Arthrography: Definition, Purpose, Preparation, and Procedure
What is an arthrography?
Arthrography, or an arthrogram, is a special kind of X-ray. It uses air or a contrast dye or sometimes both along with a special x-ray to give your doctor a more detailed picture of the soft tissues of your joint. These tissues include muscles and cartilage, tendons and ligaments. These tissues can't be seen on plain X-rays.
There are two types of arthrography:
The Purpose of Arthrography
The reason your doctor might recommend an arthrography is:
- To find out what is causing unexplained and chronic problems in your joints such as swelling, pain or unusual movement.
- To look for signs of tears, degeneration, or disease inside the joint or in the cartilage or ligaments.
- To look for disturbances in the way the bones meet and join each other
- To look for abnormal cysts or tumors
- To guide needle placement when fluid is taken from the joint for analysis
An arthrogram can be completed on several joints such as the jaw, wrist, elbow, shoulder, ankle, knee or hip. Sometimes an MRI or a CT scan is used with arthrography to give the doctor more information about what is going on in a joint.
If your doctor recommends arthrography, be sure to inform him as well as the technician performing the procedure if you:
- Have any drug allergies, including allergies to anesthetics
- Have an allergy to iodine. Iodine may be used in the contrast material.
- Have an allergy to shellfish or bee stings
- Might be or are pregnant
- Have rheumatoid arthritis
- Have asthma
- Are taking blood thinners or have a bleeding problem
- Have an infection in your joint or near it.
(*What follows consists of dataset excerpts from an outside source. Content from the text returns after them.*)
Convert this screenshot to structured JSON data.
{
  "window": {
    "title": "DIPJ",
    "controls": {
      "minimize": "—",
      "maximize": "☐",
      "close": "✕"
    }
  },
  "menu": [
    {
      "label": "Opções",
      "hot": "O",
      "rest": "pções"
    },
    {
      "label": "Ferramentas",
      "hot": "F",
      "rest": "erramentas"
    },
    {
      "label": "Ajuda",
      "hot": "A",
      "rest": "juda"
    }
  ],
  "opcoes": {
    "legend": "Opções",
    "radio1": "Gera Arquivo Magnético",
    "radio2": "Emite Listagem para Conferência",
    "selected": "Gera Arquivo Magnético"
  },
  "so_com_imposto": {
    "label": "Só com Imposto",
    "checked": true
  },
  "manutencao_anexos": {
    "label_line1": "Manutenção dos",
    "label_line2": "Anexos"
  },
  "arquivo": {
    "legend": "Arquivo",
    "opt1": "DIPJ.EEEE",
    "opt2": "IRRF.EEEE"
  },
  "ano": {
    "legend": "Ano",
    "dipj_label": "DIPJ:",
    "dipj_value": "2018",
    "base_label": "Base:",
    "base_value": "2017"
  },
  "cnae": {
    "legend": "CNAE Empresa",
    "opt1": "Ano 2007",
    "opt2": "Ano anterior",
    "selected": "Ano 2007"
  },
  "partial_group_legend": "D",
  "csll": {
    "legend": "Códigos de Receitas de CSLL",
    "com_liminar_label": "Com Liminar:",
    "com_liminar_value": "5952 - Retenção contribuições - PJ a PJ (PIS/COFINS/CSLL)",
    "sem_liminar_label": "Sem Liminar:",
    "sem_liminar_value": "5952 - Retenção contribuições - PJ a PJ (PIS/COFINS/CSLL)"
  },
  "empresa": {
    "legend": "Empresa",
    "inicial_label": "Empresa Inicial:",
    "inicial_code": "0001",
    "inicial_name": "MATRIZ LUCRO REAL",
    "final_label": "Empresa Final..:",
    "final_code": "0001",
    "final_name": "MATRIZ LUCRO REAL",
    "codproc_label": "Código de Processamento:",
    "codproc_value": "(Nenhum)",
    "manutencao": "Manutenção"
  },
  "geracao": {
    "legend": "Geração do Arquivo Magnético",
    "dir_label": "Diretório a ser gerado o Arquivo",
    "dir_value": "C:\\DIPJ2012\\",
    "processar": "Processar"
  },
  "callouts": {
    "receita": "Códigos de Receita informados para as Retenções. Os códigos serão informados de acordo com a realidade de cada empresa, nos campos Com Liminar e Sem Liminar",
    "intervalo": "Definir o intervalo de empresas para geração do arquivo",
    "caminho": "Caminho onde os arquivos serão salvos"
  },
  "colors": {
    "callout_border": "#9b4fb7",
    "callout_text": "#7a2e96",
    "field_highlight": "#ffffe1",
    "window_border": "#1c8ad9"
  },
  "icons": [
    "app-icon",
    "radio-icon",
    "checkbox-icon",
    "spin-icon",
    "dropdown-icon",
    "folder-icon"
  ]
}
The contrast material could make the infection worse.
Preparation and Procedure
Before the arthrogram begins, you will be asked to remove any metal objects or jewelry from around the joint being studied. You will then lie or sit down with your joint positioned under a special X-ray machine called a fluoroscope, which is connected to a monitor. The area will be thoroughly cleaned and covered, and you will be injected with a local anesthetic to help make you comfortable during the procedure.
After the Procedure
Following arthrography, you will need to rest the joint for at least 12 hours. Avoid exertion for one or two days. Using ice packs can help keep any swelling that may occur to a minimum. Over-the-counter pain medications like acetaminophen or aspirin are usually effective for pain management after arthrography.